Die Kastanien wurden zwar wie üblich in Italien vom italienischen Institut für Außenhandel stichprobenweise kontrolliert. Es kann aber vorkommen, daß dennoch mangelhafte Ware die Grenze passiert, weil es bei Edelkastanien Krankheiten gibt, die man von außen nicht erkennt. Dieser Mangel zeigt sich erst zum Zeitpunkt des Verbratens. Zwischen der Auslieferung der Ware bis zum Zeitpunkt des Verbratens sollen höchstens zwei Wochen vergehen. Marktüblich ist, die Kastanien nach der Lieferung probeweise aufzuschneiden. Dadurch kann man grundsätzlich einmal offene Mängel erkennen. Diese muß man dann innerhalb von 24 Stunden dem Lieferanten gegenüber rügen. Versteckte Mängel, das sind Krankheiten zwischen Schale und Frucht, wie Schimmelbildung, zeigen sich erst beim Braten. Diese Mängel können erst dann wahrgenommen und gerügt werden, wenn die entsprechende Rückmeldung vom Verbrater erfolgt. Der Beklagte hätte jedenfalls die Verpflichtung gehabt, die offenen Mängel sofort nach Lieferung wahrzunehmen. Dazu hätte er die einzelnen Säcke öffnen müssen, was er nicht getan hat. Er ließ vielmehr die Säcke verschlossen und wartete die Proberöstungen ab, wodurch mehr als 24 Stunden vergingen.

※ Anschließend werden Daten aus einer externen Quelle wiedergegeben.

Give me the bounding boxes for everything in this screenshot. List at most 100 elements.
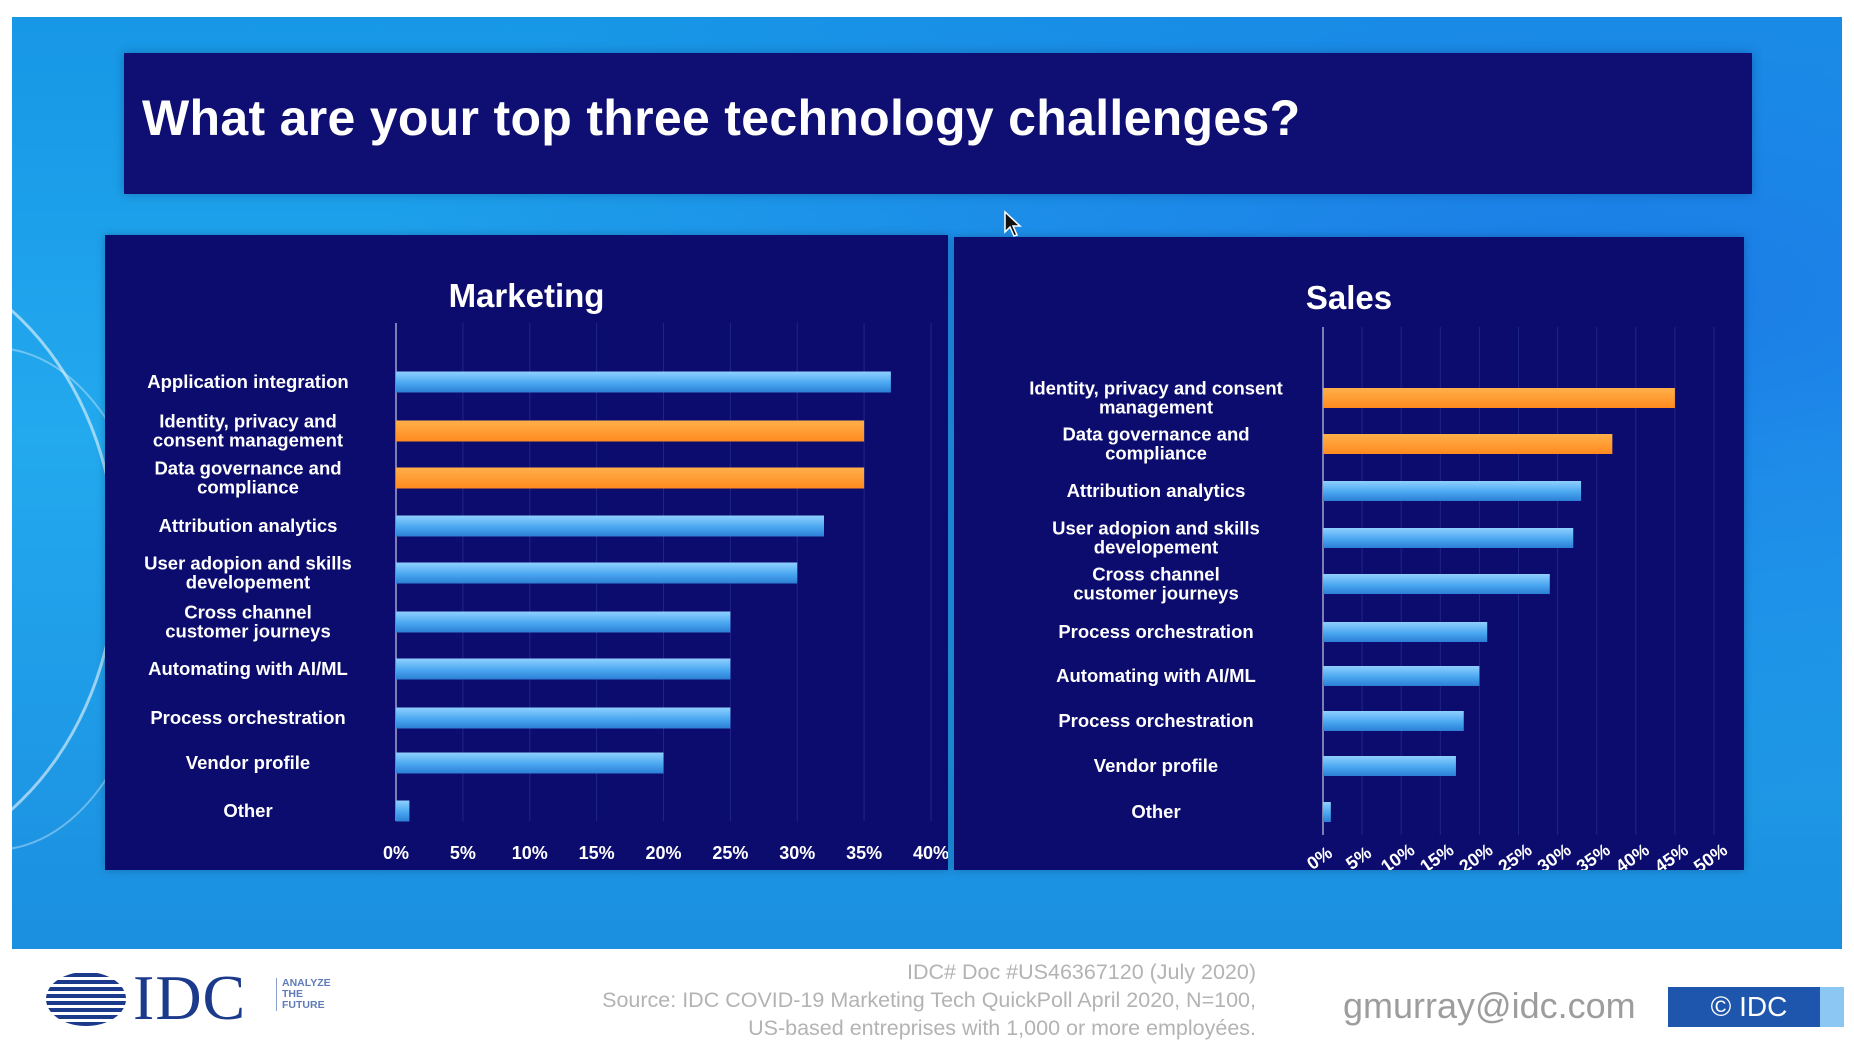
category-label: Process orchestration	[1058, 710, 1253, 731]
category-label: Attribution analytics	[1067, 480, 1246, 501]
category-label: Identity, privacy and consent management	[1029, 378, 1283, 418]
category-label: Identity, privacy and consent management	[153, 411, 343, 451]
x-tick-label: 50%	[1690, 840, 1731, 870]
bar	[1323, 434, 1613, 454]
bar	[1323, 388, 1675, 408]
slide-title: What are your top three technology chall…	[142, 90, 1301, 146]
category-label-line: customer journeys	[165, 621, 331, 642]
category-label-line: Identity, privacy and consent	[1029, 378, 1283, 399]
x-tick-label: 0%	[1303, 842, 1336, 870]
category-label-line: Attribution analytics	[1067, 480, 1246, 501]
category-label-line: Cross channel	[184, 602, 312, 623]
category-label: Automating with AI/ML	[1056, 665, 1256, 686]
copyright-badge-edge	[1820, 987, 1844, 1027]
category-label-line: Data governance and	[1062, 424, 1249, 445]
document-id: IDC# Doc #US46367120 (July 2020)	[907, 960, 1256, 984]
idc-logo-text: IDC	[133, 962, 247, 1033]
x-tick-label: 20%	[1455, 840, 1496, 870]
bar	[1323, 574, 1550, 594]
copyright-badge: © IDC	[1668, 987, 1830, 1027]
category-label-line: User adopion and skills	[144, 553, 352, 574]
sales-bar-chart: Identity, privacy and consent management D…	[1029, 327, 1731, 870]
bar	[1323, 802, 1331, 822]
x-tick-label: 15%	[1416, 840, 1457, 870]
source-line-2: US-based entreprises with 1,000 or more …	[748, 1016, 1256, 1040]
bar	[396, 467, 865, 489]
bar	[1323, 481, 1582, 501]
marketing-chart-title: Marketing	[448, 277, 605, 314]
category-label-line: Automating with AI/ML	[148, 658, 348, 679]
category-label: Cross channel customer journeys	[165, 602, 331, 642]
x-tick-label: 10%	[1377, 840, 1418, 870]
bar	[1323, 666, 1480, 686]
bar	[396, 707, 731, 729]
mouse-cursor-icon	[1004, 210, 1022, 237]
category-label-line: customer journeys	[1073, 583, 1239, 604]
bar	[396, 611, 731, 633]
category-label: User adopion and skills developement	[1052, 518, 1260, 558]
category-label-line: Identity, privacy and	[159, 411, 337, 432]
x-tick-label: 40%	[913, 843, 948, 863]
category-label-line: developement	[1094, 537, 1218, 558]
bar	[396, 658, 731, 680]
category-label-line: Other	[223, 800, 272, 821]
x-tick-label: 0%	[383, 843, 409, 863]
category-label-line: Process orchestration	[150, 707, 345, 728]
x-tick-label: 5%	[450, 843, 476, 863]
sales-chart-title: Sales	[1305, 279, 1393, 316]
bar	[396, 371, 891, 393]
category-label-line: developement	[186, 572, 310, 593]
category-label-line: Cross channel	[1092, 564, 1220, 585]
category-label-line: Vendor profile	[1094, 755, 1218, 776]
category-label: Other	[1131, 801, 1180, 822]
category-label-line: management	[1099, 397, 1213, 418]
category-label: Attribution analytics	[159, 515, 338, 536]
x-tick-label: 25%	[712, 843, 748, 863]
category-label-line: Process orchestration	[1058, 621, 1253, 642]
bar	[1323, 756, 1456, 776]
category-label: Data governance and compliance	[154, 458, 341, 498]
category-label-line: Other	[1131, 801, 1180, 822]
category-label: Application integration	[147, 371, 348, 392]
bar	[396, 752, 664, 774]
x-tick-label: 40%	[1612, 840, 1653, 870]
category-label-line: Process orchestration	[1058, 710, 1253, 731]
category-label: Vendor profile	[186, 752, 310, 773]
title-bar: What are your top three technology chall…	[124, 53, 1752, 194]
x-tick-label: 35%	[1573, 840, 1614, 870]
x-tick-label: 30%	[779, 843, 815, 863]
marketing-chart-panel: Marketing Application integration Identit…	[105, 235, 948, 870]
category-label: Automating with AI/ML	[148, 658, 348, 679]
idc-tagline: ANALYZE THE FUTURE	[276, 978, 342, 1011]
bar	[396, 515, 824, 537]
category-label: Process orchestration	[1058, 621, 1253, 642]
category-label-line: Data governance and	[154, 458, 341, 479]
category-label-line: Application integration	[147, 371, 348, 392]
tagline-line: FUTURE	[282, 999, 325, 1011]
bar	[1323, 622, 1488, 642]
x-tick-label: 5%	[1342, 842, 1375, 870]
bar	[1323, 711, 1464, 731]
x-tick-label: 35%	[846, 843, 882, 863]
sales-chart-panel: Sales Identity, privacy and consent manag…	[954, 237, 1744, 870]
tagline-line: THE	[282, 988, 303, 1000]
bar	[396, 562, 798, 584]
x-tick-label: 15%	[579, 843, 615, 863]
idc-logo: IDC ANALYZE THE FUTURE	[43, 962, 331, 1033]
category-label: Other	[223, 800, 272, 821]
category-label: Cross channel customer journeys	[1073, 564, 1239, 604]
slide: What are your top three technology chall…	[12, 17, 1842, 949]
contact-email: gmurray@idc.com	[1343, 985, 1636, 1026]
category-label-line: consent management	[153, 430, 343, 451]
category-label-line: compliance	[197, 477, 299, 498]
category-label-line: compliance	[1105, 443, 1207, 464]
category-label: Data governance and compliance	[1062, 424, 1249, 464]
category-label-line: Attribution analytics	[159, 515, 338, 536]
x-tick-label: 25%	[1495, 840, 1536, 870]
bar	[1323, 528, 1574, 548]
x-tick-label: 10%	[512, 843, 548, 863]
marketing-bar-chart: Application integration Identity, privacy…	[144, 323, 948, 863]
x-tick-label: 45%	[1651, 840, 1692, 870]
tagline-line: ANALYZE	[282, 977, 331, 989]
category-label-line: Automating with AI/ML	[1056, 665, 1256, 686]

Die Unterinstanzen gaben dem Klagebegehren in der Hauptsache (und einem Teil des Zinsenbegehrens) statt, weil der Beklagte jedenfalls nicht rechtzeitig gerügt habe.
Hinsichtlich des anzuwendenden Rechtes meinte das Berufungsgericht, gemäß § 36 IPRG sei auf den vorliegenden Fall italienisches Recht anzuwenden. Eine Prüfung der auf diesen Versendungskauf grundsätzlich anzuwendenden Bestimmungen des italienischen Zivilgesetzbuches (Art. 1511 iVm 1495 cod civ) zeige, daß Art. 1495 leg cit einen Gesetzesvorbehalt in Ansehung einer von einem anderen Gesetz festgesetzten Frist enthalte. Da es sich um einen internationalen Warenkauf handle, sei auf den vorliegenden Fall das von Italien ratifizierte Haager Abkommen über ein einheitliches Kaufrecht vom 1.Juli 1964 (EKR) anzuwenden, das abweichend von Art. 1495 cod civ keine achttägige Prüfungsfrist vorsehe, sondern verlange, daß die Ware "promptly" gerügt werde, was nicht geschehen sei.

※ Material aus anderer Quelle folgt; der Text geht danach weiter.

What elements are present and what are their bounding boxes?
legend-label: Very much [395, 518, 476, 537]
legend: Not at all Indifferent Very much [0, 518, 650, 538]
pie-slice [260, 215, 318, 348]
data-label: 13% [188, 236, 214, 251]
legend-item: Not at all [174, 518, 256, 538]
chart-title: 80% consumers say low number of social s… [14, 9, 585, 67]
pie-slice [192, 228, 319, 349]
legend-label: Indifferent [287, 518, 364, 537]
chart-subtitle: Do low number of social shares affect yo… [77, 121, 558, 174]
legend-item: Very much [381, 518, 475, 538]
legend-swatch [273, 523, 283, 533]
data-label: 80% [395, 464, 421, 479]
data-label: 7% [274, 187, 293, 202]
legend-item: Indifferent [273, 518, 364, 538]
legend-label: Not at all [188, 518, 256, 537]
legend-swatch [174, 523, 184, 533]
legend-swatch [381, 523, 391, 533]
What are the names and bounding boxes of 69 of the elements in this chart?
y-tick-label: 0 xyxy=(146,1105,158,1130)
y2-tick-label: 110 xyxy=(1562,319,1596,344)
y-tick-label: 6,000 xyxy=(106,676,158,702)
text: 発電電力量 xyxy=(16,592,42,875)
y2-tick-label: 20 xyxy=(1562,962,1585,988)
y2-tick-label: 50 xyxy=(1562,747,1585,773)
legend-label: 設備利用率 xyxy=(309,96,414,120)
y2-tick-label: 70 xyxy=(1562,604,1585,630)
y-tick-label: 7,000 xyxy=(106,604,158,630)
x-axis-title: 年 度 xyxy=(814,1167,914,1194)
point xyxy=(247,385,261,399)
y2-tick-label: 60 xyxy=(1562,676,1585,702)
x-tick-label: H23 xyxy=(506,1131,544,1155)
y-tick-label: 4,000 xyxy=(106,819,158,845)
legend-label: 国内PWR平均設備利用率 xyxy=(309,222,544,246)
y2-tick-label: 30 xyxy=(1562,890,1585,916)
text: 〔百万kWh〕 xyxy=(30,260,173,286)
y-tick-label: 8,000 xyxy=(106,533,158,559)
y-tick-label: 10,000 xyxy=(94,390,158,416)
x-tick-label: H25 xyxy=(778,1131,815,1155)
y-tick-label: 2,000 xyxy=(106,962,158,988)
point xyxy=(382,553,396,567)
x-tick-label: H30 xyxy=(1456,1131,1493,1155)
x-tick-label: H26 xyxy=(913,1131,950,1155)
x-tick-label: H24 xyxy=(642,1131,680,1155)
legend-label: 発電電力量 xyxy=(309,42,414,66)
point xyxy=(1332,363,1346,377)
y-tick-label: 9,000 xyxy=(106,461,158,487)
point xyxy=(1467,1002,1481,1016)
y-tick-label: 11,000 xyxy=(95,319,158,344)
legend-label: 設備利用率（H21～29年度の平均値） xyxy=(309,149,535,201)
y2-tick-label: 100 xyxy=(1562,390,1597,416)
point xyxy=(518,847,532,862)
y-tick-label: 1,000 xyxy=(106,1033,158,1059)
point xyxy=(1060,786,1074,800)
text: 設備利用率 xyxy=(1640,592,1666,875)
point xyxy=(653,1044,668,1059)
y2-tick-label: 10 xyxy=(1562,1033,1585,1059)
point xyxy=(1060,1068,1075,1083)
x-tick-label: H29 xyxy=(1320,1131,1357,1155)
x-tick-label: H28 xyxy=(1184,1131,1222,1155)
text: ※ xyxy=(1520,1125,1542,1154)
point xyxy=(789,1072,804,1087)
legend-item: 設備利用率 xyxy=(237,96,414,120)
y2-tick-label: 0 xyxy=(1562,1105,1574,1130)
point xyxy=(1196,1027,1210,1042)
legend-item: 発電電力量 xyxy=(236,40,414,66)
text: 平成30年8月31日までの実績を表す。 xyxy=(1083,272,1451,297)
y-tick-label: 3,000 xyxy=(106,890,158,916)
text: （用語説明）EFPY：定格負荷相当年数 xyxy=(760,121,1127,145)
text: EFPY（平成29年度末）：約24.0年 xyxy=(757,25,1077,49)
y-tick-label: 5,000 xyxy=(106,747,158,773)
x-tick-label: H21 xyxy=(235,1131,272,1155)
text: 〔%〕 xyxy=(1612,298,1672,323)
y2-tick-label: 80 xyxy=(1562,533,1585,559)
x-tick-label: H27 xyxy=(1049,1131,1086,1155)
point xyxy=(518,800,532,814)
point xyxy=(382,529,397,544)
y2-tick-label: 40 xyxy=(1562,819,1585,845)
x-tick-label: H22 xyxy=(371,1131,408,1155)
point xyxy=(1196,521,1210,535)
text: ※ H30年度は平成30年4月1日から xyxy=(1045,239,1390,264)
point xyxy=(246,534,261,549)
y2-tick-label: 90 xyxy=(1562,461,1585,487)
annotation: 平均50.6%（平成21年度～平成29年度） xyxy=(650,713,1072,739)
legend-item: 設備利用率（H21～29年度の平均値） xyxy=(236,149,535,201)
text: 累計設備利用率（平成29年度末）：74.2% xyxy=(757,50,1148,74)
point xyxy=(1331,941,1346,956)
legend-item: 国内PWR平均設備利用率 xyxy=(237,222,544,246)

Das Berufungsgericht ließ die Revision zu, weil nach seiner Meinung die Frage des Verhältnisses zwischen dem EKR und dem Codice Civile, also die Möglichkeit einer Verdrängung des letzteren durch das erstere, vom Obersten Gerichtshof bisher nicht geklärt worden sei.
Gegen den klagsstattgebenden Teil des Urteils richtet sich die Revision des Beklagten wegen unrichtiger rechtlicher Beurteilung der Sache mit dem Antrag, das angefochtene Urteil im voll klagsabweisenden Sinn abzuändern; hilfsweise stellt er einen Aufhebungsantrag.

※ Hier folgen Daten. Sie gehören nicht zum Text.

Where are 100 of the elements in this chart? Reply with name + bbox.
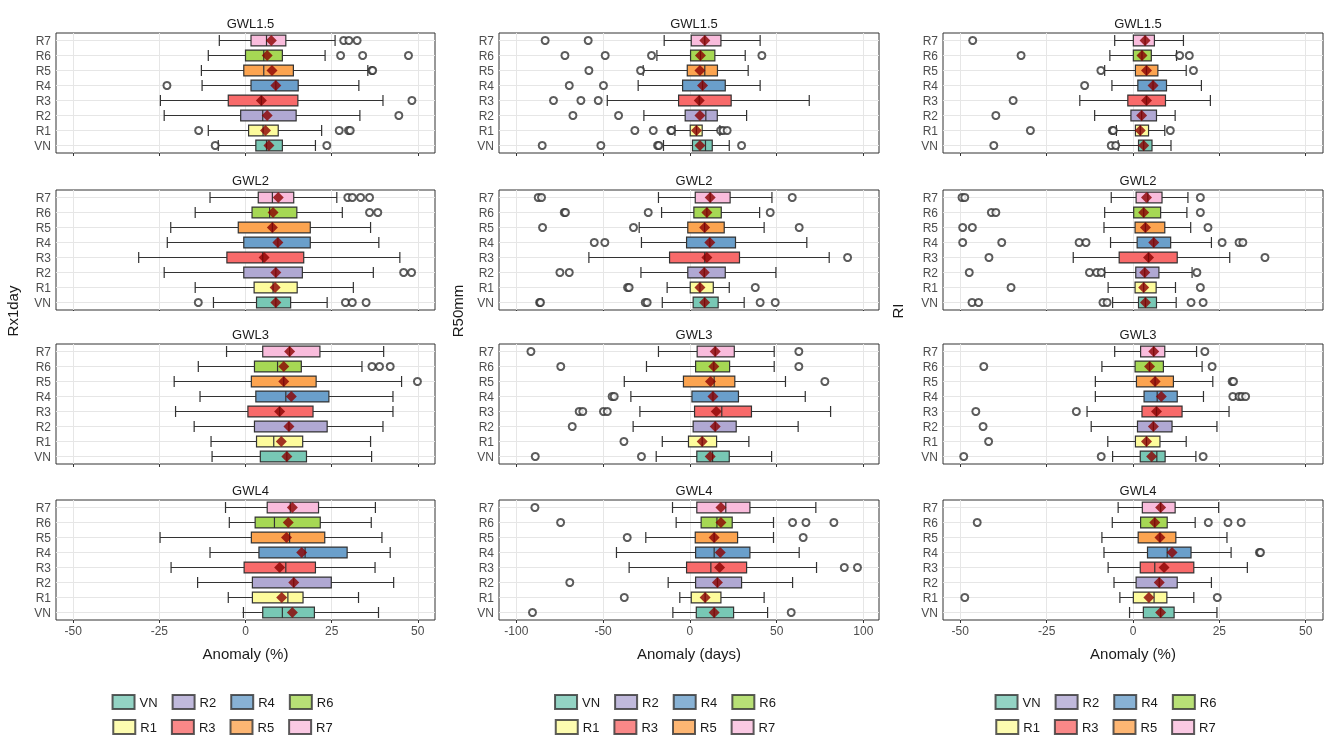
chart-title: GWL2 <box>675 173 713 188</box>
y-tick-label: R2 <box>478 575 495 590</box>
y-axis-title: R50mm <box>448 284 466 338</box>
y-tick-label: R1 <box>922 590 939 605</box>
x-tick-label: 50 <box>769 624 784 638</box>
legend-label: R1 <box>1023 719 1040 735</box>
x-tick-label: -50 <box>594 624 613 638</box>
y-tick-label: R3 <box>35 560 52 575</box>
y-tick-label: R6 <box>35 205 52 220</box>
x-tick-label: -100 <box>504 624 529 638</box>
y-tick-label: R2 <box>35 575 52 590</box>
x-tick-label: -25 <box>1037 624 1056 638</box>
y-tick-label: R7 <box>922 344 939 359</box>
x-tick-label: 25 <box>1212 624 1227 638</box>
y-tick-label: R7 <box>922 500 939 515</box>
y-tick-label: R6 <box>478 48 495 63</box>
y-tick-label: R4 <box>35 78 52 93</box>
x-tick-label: -50 <box>64 624 83 638</box>
y-tick-label: R5 <box>922 220 939 235</box>
y-tick-label: R3 <box>478 93 495 108</box>
y-tick-label: R1 <box>922 280 939 295</box>
y-tick-label: R5 <box>922 374 939 389</box>
chart-title: GWL1.5 <box>670 16 718 31</box>
x-axis-title: Anomaly (days) <box>636 645 742 662</box>
y-tick-label: VN <box>34 138 51 153</box>
chart-title: GWL1.5 <box>226 16 275 31</box>
y-tick-label: R4 <box>35 545 52 560</box>
y-tick-label: VN <box>477 605 494 620</box>
y-tick-label: R3 <box>922 404 939 419</box>
y-tick-label: R6 <box>35 515 52 530</box>
legend-label: R3 <box>1081 719 1099 735</box>
y-tick-label: VN <box>34 605 51 620</box>
y-tick-label: R3 <box>35 404 52 419</box>
y-tick-label: R3 <box>35 93 52 108</box>
y-tick-label: R5 <box>35 220 52 235</box>
legend-label: VN <box>139 694 158 710</box>
y-tick-label: R1 <box>478 434 495 449</box>
y-tick-label: R6 <box>922 359 939 374</box>
x-axis-title: Anomaly (%) <box>202 645 289 662</box>
y-tick-label: R3 <box>478 404 495 419</box>
chart-title: GWL4 <box>675 483 713 498</box>
y-tick-label: R4 <box>478 545 495 560</box>
y-tick-label: R4 <box>478 78 495 93</box>
y-tick-label: R5 <box>478 374 495 389</box>
y-tick-label: R1 <box>922 123 939 138</box>
y-tick-label: R7 <box>478 33 495 48</box>
y-tick-label: R6 <box>478 205 495 220</box>
y-tick-label: R4 <box>478 235 495 250</box>
y-tick-label: R5 <box>922 63 939 78</box>
y-tick-label: VN <box>921 138 938 153</box>
y-tick-label: R3 <box>35 250 52 265</box>
y-tick-label: VN <box>477 295 494 310</box>
legend-label: R2 <box>642 694 659 710</box>
x-tick-label: 0 <box>242 624 250 638</box>
y-tick-label: R2 <box>35 419 52 434</box>
y-tick-label: R4 <box>922 78 939 93</box>
x-axis-title: Anomaly (%) <box>1090 645 1176 662</box>
chart-title: GWL2 <box>232 173 269 188</box>
y-tick-label: R4 <box>35 235 52 250</box>
y-tick-label: R6 <box>35 48 52 63</box>
y-tick-label: R1 <box>478 280 495 295</box>
y-tick-label: VN <box>34 449 51 464</box>
legend-label: R7 <box>758 719 776 735</box>
y-tick-label: R3 <box>922 560 939 575</box>
y-tick-label: VN <box>921 295 938 310</box>
legend-label: R6 <box>316 694 334 710</box>
x-tick-label: -50 <box>951 624 970 638</box>
legend-label: VN <box>582 694 601 710</box>
y-tick-label: R1 <box>478 123 495 138</box>
y-tick-label: R5 <box>922 530 939 545</box>
legend-label: R2 <box>1082 694 1100 710</box>
legend-label: R3 <box>198 719 216 735</box>
legend-label: R7 <box>316 719 333 735</box>
chart-title: GWL4 <box>232 483 269 498</box>
legend-label: R2 <box>199 694 217 710</box>
y-tick-label: R5 <box>478 220 495 235</box>
legend-label: R5 <box>1140 719 1158 735</box>
y-tick-label: VN <box>477 138 494 153</box>
y-tick-label: R5 <box>35 530 52 545</box>
legend-label: VN <box>1022 694 1041 710</box>
y-tick-label: R2 <box>478 108 495 123</box>
legend-label: R4 <box>700 694 718 710</box>
x-tick-label: -25 <box>150 624 169 638</box>
x-tick-label: 50 <box>411 624 425 638</box>
y-tick-label: R7 <box>478 190 495 205</box>
legend-label: R6 <box>759 694 776 710</box>
legend-label: R5 <box>257 719 275 735</box>
y-tick-label: R6 <box>35 359 52 374</box>
legend-label: R4 <box>258 694 275 710</box>
y-tick-label: R3 <box>922 250 939 265</box>
y-tick-label: R1 <box>35 590 52 605</box>
y-tick-label: R2 <box>922 419 939 434</box>
y-tick-label: R5 <box>35 374 52 389</box>
y-tick-label: R7 <box>922 33 939 48</box>
y-tick-label: R2 <box>35 108 52 123</box>
legend-label: R1 <box>140 719 157 735</box>
legend-label: R3 <box>641 719 659 735</box>
legend-label: R6 <box>1199 694 1217 710</box>
y-tick-label: R1 <box>35 280 52 295</box>
x-tick-label: 100 <box>853 624 874 638</box>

Die klagende Partei beantragt, der Revision nicht Folge zu geben.
Rechtliche Beurteilung
Die Revision ist zulässig (§ 502 Abs 4 Z 1 ZPO a.F.), im Ergebnis aber nicht berechtigt.
Der Beklagte macht in seiner Revision - soweit sie sich mit dem Sachproblem beschäftigt und nicht nur über die gesellschaftspolitische Ordnung der Oststaaten reflektiert - nur geltend, es sei unrichtig, daß die Bestimmungen des EKR dem innerstaatlichen italienischen Recht vorrangig seien, weil ein völkerrechtlicher Vertrag niemals einen Dritten, der nicht Vertragspartner sei, binden könne. Solle eine solche Auslegung des § 36 IPRG rechtens sein, rege er die Anrufung des Verfassungsgerichtshofes wegen Zweifel an der Verfassungskonformität dieser Bestimmung an.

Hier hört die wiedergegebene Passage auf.